SPRING always means the start of the wedding season and for me that means handcut hearts. They’re my most popular papercut design and over the last few years I’ve done many different ones.
The Scottish one pictured above is one of my favourites. I love the thistles and the clasped hands, but because bespoke designs often incorporate themes that have special significance for the couple I’ve used all sorts of unusual elements in some of my cuts like elephants, pineapples, or knives and scissors. That’s not always easy but somehow we get there eventually!
These days we take personalised artwork and gifts for granted and there aren’t many artists and crafters who don’t offer the service because personalised stuff sells. Go on to Etsy or Not on the High Street and you can find personalised papercuts galore. I think we all like the idea of having something made specially for us or for someone we care about and commissioning something to be made for someone also has a lot of kudos – they (hopefully) feel touched we’ve gone to so much trouble and we feel good that we’ve thought really hard about what they might like.
It isn’t a new thing of course, what’s new is the way we go about getting this stuff.
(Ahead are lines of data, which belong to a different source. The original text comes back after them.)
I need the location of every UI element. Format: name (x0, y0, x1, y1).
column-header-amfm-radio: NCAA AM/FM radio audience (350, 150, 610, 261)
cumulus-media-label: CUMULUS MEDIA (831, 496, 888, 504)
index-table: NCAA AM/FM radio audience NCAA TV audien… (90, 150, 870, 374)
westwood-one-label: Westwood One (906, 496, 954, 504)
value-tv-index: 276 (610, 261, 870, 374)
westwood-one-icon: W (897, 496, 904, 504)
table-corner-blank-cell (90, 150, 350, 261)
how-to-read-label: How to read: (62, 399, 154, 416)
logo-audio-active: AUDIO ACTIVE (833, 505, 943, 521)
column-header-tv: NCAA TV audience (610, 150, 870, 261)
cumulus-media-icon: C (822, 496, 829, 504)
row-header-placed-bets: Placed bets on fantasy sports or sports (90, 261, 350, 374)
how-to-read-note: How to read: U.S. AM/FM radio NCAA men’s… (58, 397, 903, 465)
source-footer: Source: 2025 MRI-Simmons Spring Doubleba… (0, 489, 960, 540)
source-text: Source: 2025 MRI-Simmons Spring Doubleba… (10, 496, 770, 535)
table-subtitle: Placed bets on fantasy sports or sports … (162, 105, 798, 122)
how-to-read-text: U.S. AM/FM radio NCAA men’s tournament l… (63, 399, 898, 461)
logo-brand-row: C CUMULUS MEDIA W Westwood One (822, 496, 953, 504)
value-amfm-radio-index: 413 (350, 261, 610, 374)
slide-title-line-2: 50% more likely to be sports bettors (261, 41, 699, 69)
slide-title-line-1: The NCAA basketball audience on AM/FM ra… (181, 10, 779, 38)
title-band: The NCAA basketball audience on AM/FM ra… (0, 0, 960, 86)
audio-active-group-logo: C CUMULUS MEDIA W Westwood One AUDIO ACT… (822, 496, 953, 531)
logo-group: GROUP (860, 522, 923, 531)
In the past people often gave personalised gifts to friends and family, the difference is lots of those things might have been made by the giver – I’m thinking of objects like love spoons or embroidered handkerchiefs. I’ve even heard of things like carved corset stiffeners being made for women by their menfolk and inscribed with patterns or sayings – in one case the maker wrote ‘and don’t break this one’. And in many ways today’s papercuts, which themselves descend from a very old traditional craft, are like the 18th Century’s embroidered samplers which commemorate people or occasions as well as offering their makers a method of practicing their embroidery skills.
So as I look forward to this year’s new commissions I wonder what I might expect from the customer’s wishlist. As ever there will be flowers, love birds and hearts entwined around the names and dates of my papercut’s subjects. Perhaps some words too – love always is popular, as is cariad, the Welsh word for love.